Comment / Communication, communication, communication …

10 March 2023 Hayley Ringrose

It’s been a challenging start to 2023 for everybody involved in costing, both practitioners and the central team at NHS England. But just as we start to see signs of new life in our gardens over the past few weeks, we have also started to see the early seeds of change.

In the March edition of Healthcare Finance, Steve Brown reports on the announcement, made during a recent NHS England webinar, that the national cost collection (NCC) will go ahead in 2023 and will be undertaken at the patient level. This is despite a series of updates in January from the national costing team that initially threw the format and timing of this year’s collection into doubt.

The uncertainty has not been helpful for costing practitioners trying to plan workload output and, equally importantly, summer holidays. But, during the webinar, senior staff from the NHS England costing team were open and honest in explaining the reasons behind it. The team also explained how the delays will affect this year’s collection and steps being taken to minimise further disruption.

There is no doubt that the team is in an extremely difficult position. It is working hard to maintain business as usual against a backdrop of high vacancy rates in both the costing and data science teams, brought about by organisational restructure and reduction, a recruitment freeze and voluntary redundancy.

In 2021/22, the Approved costing guidance included reference to the fact that the 2022/23 NCC would mark completion of the five-year costing transformation programme (CTP), meaning withdrawal of NCC workbooks and a move to patient-level costing for most remaining services. But this was also thrown into doubt by the announcements in early 2023, which confirmed a delay in publication of the 2022/23 Approved costing guidance, but indicated minimal change.

Some practitioners read this to mean that the final step of CTP would be delayed for a further 12 months. Instead, NHS England’s intention was that the ‘minimal change’ referenced deviation from the previously published transition path. Again, the recent webinar provided clarity. Even though the costing guidance will not be published until May 2023, the central team confirmed that trusts can plan work based on previously published guidance, including that for the recent early implementer pilot for the final step of CTP.

Therefore, practitioners now have confirmation that cost collection will not take place before mid-September, that it will be at patient level and will be in line with previously communicated plans to complete the five-year CTP. The central team has now provided sufficient information to enable practitioners to start planning, and to book that all important time off with family!

There is an important lesson for us all to take away from this, whether involved in costing or any other part of NHS finance. Communication is absolutely key to a successful relationship. My experience is that timely information, even if it is incomplete, but with a clear explanation, will always be better than complete information that is too late to be useful.

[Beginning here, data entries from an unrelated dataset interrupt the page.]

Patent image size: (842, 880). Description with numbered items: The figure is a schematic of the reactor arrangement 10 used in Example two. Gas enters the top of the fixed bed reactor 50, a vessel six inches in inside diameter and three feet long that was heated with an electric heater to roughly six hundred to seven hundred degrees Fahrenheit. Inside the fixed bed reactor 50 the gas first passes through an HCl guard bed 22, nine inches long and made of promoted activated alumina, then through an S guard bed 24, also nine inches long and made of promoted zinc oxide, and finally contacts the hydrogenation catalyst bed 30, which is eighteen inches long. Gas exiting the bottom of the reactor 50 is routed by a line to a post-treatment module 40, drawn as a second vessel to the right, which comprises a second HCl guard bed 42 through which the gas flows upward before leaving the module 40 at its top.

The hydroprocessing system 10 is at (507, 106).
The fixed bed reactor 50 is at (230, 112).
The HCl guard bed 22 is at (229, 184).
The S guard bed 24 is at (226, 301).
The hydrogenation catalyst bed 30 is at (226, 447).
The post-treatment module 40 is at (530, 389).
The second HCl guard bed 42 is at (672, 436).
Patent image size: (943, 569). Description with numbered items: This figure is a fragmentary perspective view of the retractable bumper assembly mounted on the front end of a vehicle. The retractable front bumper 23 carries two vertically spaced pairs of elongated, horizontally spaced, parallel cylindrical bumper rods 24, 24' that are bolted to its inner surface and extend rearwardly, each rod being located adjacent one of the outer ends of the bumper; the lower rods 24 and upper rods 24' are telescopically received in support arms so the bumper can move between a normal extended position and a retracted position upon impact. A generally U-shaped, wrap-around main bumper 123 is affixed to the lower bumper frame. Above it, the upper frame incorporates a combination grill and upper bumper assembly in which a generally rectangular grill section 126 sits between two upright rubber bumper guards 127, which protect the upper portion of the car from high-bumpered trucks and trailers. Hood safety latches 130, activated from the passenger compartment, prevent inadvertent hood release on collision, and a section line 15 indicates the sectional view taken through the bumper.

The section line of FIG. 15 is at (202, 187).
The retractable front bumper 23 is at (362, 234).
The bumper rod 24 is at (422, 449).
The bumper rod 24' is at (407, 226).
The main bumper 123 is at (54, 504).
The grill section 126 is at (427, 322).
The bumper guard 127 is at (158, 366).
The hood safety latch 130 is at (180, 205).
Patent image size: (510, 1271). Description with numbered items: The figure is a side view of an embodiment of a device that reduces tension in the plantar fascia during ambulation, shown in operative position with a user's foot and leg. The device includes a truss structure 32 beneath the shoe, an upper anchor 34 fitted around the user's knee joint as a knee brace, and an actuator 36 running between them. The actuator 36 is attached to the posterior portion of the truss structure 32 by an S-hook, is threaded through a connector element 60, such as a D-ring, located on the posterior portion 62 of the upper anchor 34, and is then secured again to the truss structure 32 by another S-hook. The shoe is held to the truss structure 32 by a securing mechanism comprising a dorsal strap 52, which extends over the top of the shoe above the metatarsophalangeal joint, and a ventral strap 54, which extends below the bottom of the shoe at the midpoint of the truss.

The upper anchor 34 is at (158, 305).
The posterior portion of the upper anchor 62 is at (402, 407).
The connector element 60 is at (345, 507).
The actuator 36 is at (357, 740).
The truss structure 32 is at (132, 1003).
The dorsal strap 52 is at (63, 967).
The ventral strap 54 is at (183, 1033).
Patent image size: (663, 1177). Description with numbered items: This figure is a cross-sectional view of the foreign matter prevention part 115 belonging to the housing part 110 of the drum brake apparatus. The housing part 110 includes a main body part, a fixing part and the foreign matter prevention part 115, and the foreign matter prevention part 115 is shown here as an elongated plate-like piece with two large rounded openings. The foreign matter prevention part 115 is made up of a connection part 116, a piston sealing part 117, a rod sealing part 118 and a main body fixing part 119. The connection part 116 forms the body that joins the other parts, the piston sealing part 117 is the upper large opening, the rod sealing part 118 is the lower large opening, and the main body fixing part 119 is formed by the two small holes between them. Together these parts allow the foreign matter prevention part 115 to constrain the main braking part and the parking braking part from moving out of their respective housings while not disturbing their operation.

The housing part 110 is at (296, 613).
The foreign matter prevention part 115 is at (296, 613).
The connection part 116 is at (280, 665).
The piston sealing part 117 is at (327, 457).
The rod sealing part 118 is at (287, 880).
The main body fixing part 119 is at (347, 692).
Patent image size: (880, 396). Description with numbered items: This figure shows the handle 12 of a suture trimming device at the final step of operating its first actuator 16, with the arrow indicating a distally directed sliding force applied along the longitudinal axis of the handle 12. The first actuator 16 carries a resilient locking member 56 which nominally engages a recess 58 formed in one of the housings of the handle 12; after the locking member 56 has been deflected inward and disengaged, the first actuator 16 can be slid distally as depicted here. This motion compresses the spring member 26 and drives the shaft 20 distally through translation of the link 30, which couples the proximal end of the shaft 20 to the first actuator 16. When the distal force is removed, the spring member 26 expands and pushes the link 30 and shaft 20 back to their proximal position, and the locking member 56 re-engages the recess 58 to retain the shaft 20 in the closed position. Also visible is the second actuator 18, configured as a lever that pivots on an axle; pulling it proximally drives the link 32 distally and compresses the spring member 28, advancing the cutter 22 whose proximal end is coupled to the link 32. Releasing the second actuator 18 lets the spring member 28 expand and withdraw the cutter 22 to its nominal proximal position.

Given that last statement, it would be remiss of me not to mention the delays in publishing results from the 2021/22 NCC exercise, which have also been delayed for the same NHS England resource reasons. It is vitally important that practitioners, and other stakeholders, do have access to the most up-to-date national data. On one level, practitioners need to see the results of their hard work in producing the information, but it is also a vital tool in national benchmarking at a much wider level, informing the outputs from the Getting It Right First Time programme and model health system improvement tool among others.

Again, we need to recognise that the central NHS England teams are currently juggling more priorities than their limited resources allow and publishing full national data may be too resource intensive at this time. Despite the delays in this data, across the NHS there are plenty of examples of internal cost data being used to facilitate conversations about value, efficiency and productivity and providing evidence of benefit of continual quality improvement. This leads me to think that there may be a compromise – what level of data could be published that would be useful, but not as onerous? Again, the key to understanding this is open and honest discussion involving a range of key stakeholders.

As CTP reaches completion, it may be seen by some as a time to pause and embed the changes to date. But both practitioners and NHS England recognise that the costing methodology and detailed collection requirements have introduced significant complexity and additional burden into cost production for national requirements. At the HFMA, we welcome the ongoing work by NHS England to understand the difference between local and national patient level costing and ambitions to reduce complexity of the costing methodology.

Continuing in the spirit of communication, a specific webinar to update practitioners on the work already undertaken will be well received and should give them the opportunity to comment on the planning for the next stages of streamlining and automating the costing and collection process.

Returning to my initial analogy, it takes time and effort to get from the early signs of spring to reaping the rewards of full blooms. Handled correctly there is scope for this work to solve many of challenges facing both the central team and practitioners this year. But it will take time and it is unlikely that NHS England and its external stakeholders would agree to a pause in NCC in the meantime.

But by maintaining regular, open communication between the central team and practitioners it should be possible to ensure that all stakeholders understand the impact of decisions and can act accordingly.